The actual thing is finding out the cause of this hang, and treating it
properly. A backtrace would be good, and we probably need to hack the
source code to deliberately set the timeout timer (setitimer), but avoid
trapping the related SIGALRM handler or letting it run through
sigsetjmp/siglongjmp -- because that unwinds the stack and we lose the
backtrace and where the issue happened. That's assuming a timeout causes
the socket error, and not something server side, not something in the
network, not some kernel or router bugs, and no genuine errors of
communication that would cause the socket error. That would be only for
debug use, not for "productive" use.  This can then be wrapped in a
debugger such as gdb or lldb and at least gdb can be told to pass
arguments to the executable to debug and auto-run it.

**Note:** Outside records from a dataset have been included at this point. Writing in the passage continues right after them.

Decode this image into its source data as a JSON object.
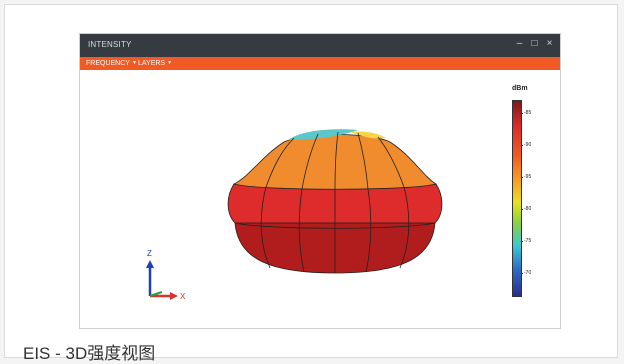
{
  "window": {
    "title": "INTENSITY",
    "controls": [
      {
        "label": "–",
        "icon": "minimize-icon"
      },
      {
        "label": "□",
        "icon": "maximize-icon"
      },
      {
        "label": "×",
        "icon": "close-icon"
      }
    ]
  },
  "menu": {
    "items": [
      {
        "label": "FREQUENCY",
        "icon": "chevron-down-icon"
      },
      {
        "label": "LAYERS",
        "icon": "chevron-down-icon"
      }
    ],
    "bar_color": "#f05a24"
  },
  "legend": {
    "unit": "dBm",
    "ticks": [
      "-85",
      "-90",
      "-95",
      "-80",
      "-75",
      "-70"
    ]
  },
  "axes": {
    "z": "Z",
    "x": "X"
  },
  "caption": "EIS - 3D强度视图",
  "colors": {
    "titlebar": "#353b41",
    "top_cap": "#f08c2e",
    "upper_band": "#de2b2b",
    "lower_band": "#b11d1d",
    "peak": "#5cc7c9"
  }
}
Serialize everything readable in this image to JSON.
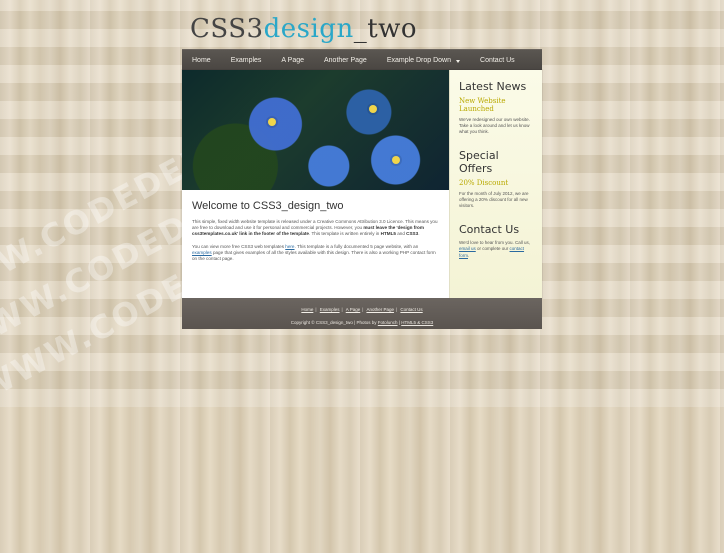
{
  "logo": {
    "text_a": "CSS3",
    "text_b": "design",
    "text_c": "_two"
  },
  "nav": {
    "items": [
      {
        "label": "Home"
      },
      {
        "label": "Examples"
      },
      {
        "label": "A Page"
      },
      {
        "label": "Another Page"
      },
      {
        "label": "Example Drop Down"
      },
      {
        "label": "Contact Us"
      }
    ]
  },
  "main": {
    "title": "Welcome to CSS3_design_two",
    "p1_a": "This simple, fixed width website template is released under a Creative Commons Attribution 3.0 Licence. This means you are free to download and use it for personal and commercial projects. However, you ",
    "p1_strong": "must leave the 'design from css3templates.co.uk' link in the footer of the template",
    "p1_b": ". This template is written entirely in ",
    "p1_html": "HTML5",
    "p1_c": " and ",
    "p1_css": "CSS3",
    "p1_d": ".",
    "p2_a": "You can view more free CSS3 web templates ",
    "p2_link1": "here",
    "p2_b": ". This template is a fully documented 5 page website, with an ",
    "p2_link2": "examples",
    "p2_c": " page that gives examples of all the styles available with this design. There is also a working PHP contact form on the contact page."
  },
  "sidebar": {
    "latest_title": "Latest News",
    "latest_sub": "New Website Launched",
    "latest_text": "We've redesigned our own website. Take a look around and let us know what you think.",
    "offers_title": "Special Offers",
    "offers_sub": "20% Discount",
    "offers_text": "For the month of July 2012, we are offering a 20% discount for all new visitors.",
    "contact_title": "Contact Us",
    "contact_text_a": "We'd love to hear from you. Call us, ",
    "contact_link1": "email us",
    "contact_text_b": " or complete our ",
    "contact_link2": "contact form",
    "contact_text_c": "."
  },
  "footer": {
    "links": [
      {
        "label": "Home"
      },
      {
        "label": "Examples"
      },
      {
        "label": "A Page"
      },
      {
        "label": "Another Page"
      },
      {
        "label": "Contact Us"
      }
    ],
    "copy_a": "Copyright © CSS3_design_two | Photos by ",
    "copy_link1": "Fotolunch",
    "copy_b": " | ",
    "copy_link2": "HTML5 & CSS3"
  }
}
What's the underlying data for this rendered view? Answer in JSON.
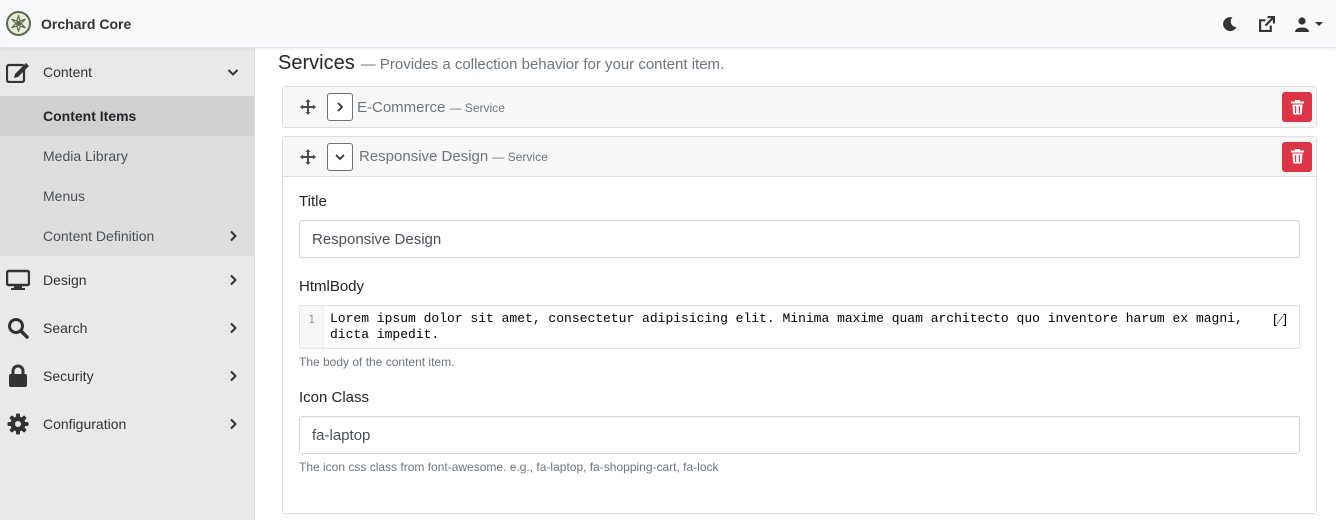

A somewhat more complete approach has been committed to Gitlab onto this
branch:
<https://gitlab.com/fetchmail/fetchmail/-/tree/fetchmail65-linux-backtrace-on-timeout?ref_type=heads>

It requires meson to build and is currently slightly past fetchmail
6.5.2, but I don't believe your log showed a timeout. At least fetchmail
6.5.2 would additionally report a timeout on the line before the socket
error, so this appears to be something else.

It might also be that the local mda you seem to be forwarding to acts up
and the socket error isn't from input but output. Dot-stuffed lines can
cause this. But we really need a way to reproduce this, including most
of your configuration (I don't need hostnames, passwords, usernames
currently), else we're poking in the dark.